Walter Isaacson is an award-winning historian and history professor at Tulane University, where he teaches a course called “The History of the Digital Revolution, From Ada [Lovelace] to [Mark] Zuckerberg.” Last semester, he said, he assigned the report from former special counsel Robert S. Mueller III — mainly Volume 1 — so students could learn how Facebook and Twitter were used by Russians and others to “polarize American society and influence our election.” 

“We discussed exactly what the Internet Research Agency did, who helped them, how the social networks responded, what could be done to prevent interference in the future, and what Facebook and Twitter should do,” he said.

Isaacson is not the only educator to use the report — officially titled “Report on the Investigation into Russian Interference in the 2016 Presidential Election” — as a focus of discussion in class. Teachers and professors have used it in history classes and in government, law, political science and other courses in high school, college and law school.
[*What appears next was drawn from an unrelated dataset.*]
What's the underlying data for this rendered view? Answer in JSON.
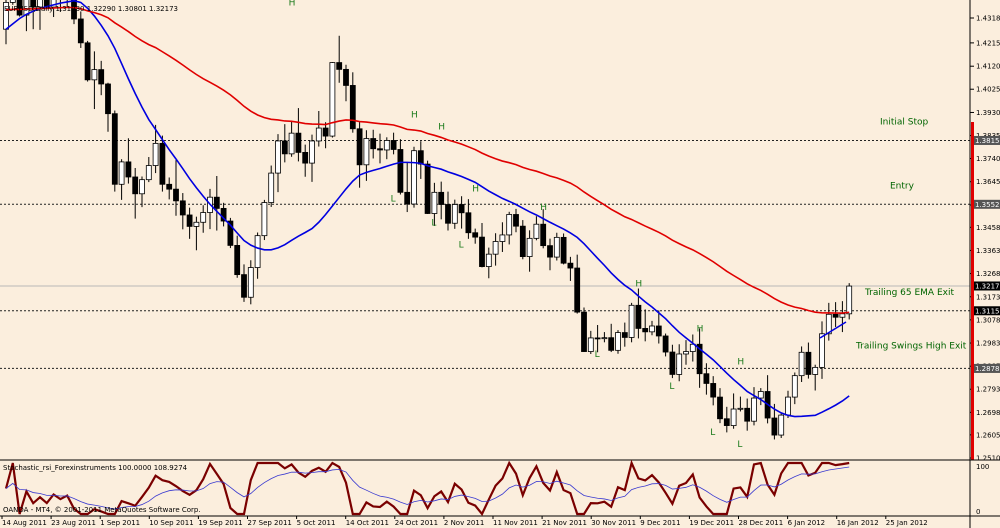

Meanwhile, a host of book clubs have been formed to read, learn about and discuss the report, which has been a bestseller. One can be found on the website “Muellerbookclub.com,” which is conducting online readings and discussions of the report. PolitiFact, a nonpartisan fact-checking website, has its own free Mueller book club, which does weekly readings from the report, with analysis provided by PolitiFact journalists.